Бохов невольно рассмеялся.

* * *

Ферсте теперь уже было известно, чего хотят от тех двоих, посаженных в камеру номер пять. Кое-что открыли ему ночные допросы, а также разговоры между Рейнеботом, Клуттигом и Мандрилом. О том же, что происходило в лагере, он в силу своего изолированного положения не знал ничего определенного. Во всяком случае, существовало что-то вроде тайной организации, и камера номер пять должна была стать тем каналом, через который эсэсовцы рассчитывали проникнуть в ее тайные ходы и переходы. Это Ферсте себе уяснил.

Его отец был крупным чиновником в Вене, и сам Ганс Альберт Ферсте, закончив образование, тоже поступил на государственную службу. После оккупации Австрии его арестовали вместе с отцом, и он долгие годы скитался, по тюрьмам, пока наконец не осел в Бухенвальде. Ферсте назначили в карцер. Здесь он и остался. Мандрил сделал его уборщиком. В противоположность своему предшественнику, Ферсте никогда не принимал участия в физических насилиях над арестованными. Между ним и Мандрилом не возникло никаких личных отношений.

Ферсте выполнял свою работу безмолвно и послушно. Он жил в карцере, как некая тень. Мандрилу никогда не приходилось его звать, в нужную минуту Ферсте всегда был на месте. Мандрилу ни о чем не надо было заботиться, все всегда было в полном порядке. Так Мандрил за протекшие годы привык к своей тени.

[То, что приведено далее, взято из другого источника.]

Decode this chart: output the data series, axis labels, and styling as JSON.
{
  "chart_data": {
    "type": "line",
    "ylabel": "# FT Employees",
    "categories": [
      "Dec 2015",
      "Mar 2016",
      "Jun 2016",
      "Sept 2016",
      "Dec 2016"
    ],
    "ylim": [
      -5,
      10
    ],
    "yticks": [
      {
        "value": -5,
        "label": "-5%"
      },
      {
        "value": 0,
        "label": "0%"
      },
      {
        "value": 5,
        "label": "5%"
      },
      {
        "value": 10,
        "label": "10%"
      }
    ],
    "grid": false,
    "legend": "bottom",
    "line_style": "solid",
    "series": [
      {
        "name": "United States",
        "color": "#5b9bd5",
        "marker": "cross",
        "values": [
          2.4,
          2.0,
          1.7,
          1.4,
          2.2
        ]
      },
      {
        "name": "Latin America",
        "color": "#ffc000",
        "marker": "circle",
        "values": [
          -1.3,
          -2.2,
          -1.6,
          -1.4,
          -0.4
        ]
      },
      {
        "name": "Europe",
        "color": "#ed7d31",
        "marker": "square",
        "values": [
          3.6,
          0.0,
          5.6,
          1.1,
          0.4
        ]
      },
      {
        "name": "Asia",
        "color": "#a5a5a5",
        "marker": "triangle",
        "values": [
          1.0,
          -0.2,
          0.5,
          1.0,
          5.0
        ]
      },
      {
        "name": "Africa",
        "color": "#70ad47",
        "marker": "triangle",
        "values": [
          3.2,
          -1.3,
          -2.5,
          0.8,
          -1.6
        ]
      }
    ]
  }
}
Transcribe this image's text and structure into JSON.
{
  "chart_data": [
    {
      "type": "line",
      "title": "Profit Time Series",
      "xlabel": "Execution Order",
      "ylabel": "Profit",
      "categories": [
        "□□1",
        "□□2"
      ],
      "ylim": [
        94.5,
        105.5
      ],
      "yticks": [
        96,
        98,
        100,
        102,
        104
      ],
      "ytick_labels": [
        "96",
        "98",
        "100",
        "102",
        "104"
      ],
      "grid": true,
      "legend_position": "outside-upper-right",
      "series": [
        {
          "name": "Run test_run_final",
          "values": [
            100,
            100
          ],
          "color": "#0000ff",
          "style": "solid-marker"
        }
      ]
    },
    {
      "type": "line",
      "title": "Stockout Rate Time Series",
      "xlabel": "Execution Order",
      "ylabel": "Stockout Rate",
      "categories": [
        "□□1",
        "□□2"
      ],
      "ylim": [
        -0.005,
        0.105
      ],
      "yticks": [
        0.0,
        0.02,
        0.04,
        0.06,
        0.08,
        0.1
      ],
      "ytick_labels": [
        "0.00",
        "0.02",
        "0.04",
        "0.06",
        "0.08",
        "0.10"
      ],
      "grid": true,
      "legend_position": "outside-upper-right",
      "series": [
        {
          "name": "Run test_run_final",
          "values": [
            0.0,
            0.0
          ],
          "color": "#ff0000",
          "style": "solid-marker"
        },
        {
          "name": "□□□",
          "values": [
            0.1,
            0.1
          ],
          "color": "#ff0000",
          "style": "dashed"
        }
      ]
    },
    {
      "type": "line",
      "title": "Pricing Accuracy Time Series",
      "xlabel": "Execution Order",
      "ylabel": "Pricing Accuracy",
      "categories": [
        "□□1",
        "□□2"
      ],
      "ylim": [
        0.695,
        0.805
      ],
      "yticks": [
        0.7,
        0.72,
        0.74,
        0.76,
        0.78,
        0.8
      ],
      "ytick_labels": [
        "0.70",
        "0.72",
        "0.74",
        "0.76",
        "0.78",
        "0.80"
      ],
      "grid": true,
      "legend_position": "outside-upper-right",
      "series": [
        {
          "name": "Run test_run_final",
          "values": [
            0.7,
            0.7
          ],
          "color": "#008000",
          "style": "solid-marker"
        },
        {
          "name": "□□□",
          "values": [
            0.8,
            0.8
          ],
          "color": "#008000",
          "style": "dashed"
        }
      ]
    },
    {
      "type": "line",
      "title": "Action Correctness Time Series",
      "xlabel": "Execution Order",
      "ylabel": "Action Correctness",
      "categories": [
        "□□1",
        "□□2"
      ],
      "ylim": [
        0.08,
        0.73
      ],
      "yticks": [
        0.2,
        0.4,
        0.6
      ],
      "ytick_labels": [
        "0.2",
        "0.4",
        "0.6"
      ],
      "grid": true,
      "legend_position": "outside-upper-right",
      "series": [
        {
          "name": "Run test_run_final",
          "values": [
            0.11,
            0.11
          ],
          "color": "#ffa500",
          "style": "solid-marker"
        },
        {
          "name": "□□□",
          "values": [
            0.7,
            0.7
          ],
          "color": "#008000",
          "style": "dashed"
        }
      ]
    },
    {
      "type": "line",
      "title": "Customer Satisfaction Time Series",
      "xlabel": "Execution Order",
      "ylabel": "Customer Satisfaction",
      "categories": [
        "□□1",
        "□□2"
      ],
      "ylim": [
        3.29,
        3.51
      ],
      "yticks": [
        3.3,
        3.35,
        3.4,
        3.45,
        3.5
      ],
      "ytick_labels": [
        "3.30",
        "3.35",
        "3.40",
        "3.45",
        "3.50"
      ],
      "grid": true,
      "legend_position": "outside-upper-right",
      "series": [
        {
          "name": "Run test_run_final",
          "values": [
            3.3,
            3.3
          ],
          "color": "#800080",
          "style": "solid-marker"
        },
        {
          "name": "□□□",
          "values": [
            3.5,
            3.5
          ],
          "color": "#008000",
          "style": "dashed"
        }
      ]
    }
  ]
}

С тех пор как Гефель и Кропинский попали в карцер и у Ферсте наладилось общение с электриком, у служителя карцера возникло желание помочь обоим несчастным. Но что он мог сделать?

Он знал, что Гефель и Кропинский пока еще не должны были умереть. После пытки столярными тисками Гефель, у которого сделался сильный жар, лежал на мокром и холодном цементном полу камеры. Не только Кропинский, но и Ферсте дрожал от страха, что больной в бреду может выдать тайны, которые он до сих пор так доблестно хранил. Под видом усердной работы Ферсте беспокойно сновал мимо камеры номер пять, где находились Рейнебот, Клуттиг и Мандрил. Они загнали Кропинского в угол и с любопытством склонились над больным, которого тряс лихорадочный озноб.

Гефель бредил.

Места нажима на висках посинели и непомерно распухли. Нижняя челюсть у Гефеля дрожала, как от стужи, зубы выбивали дробь.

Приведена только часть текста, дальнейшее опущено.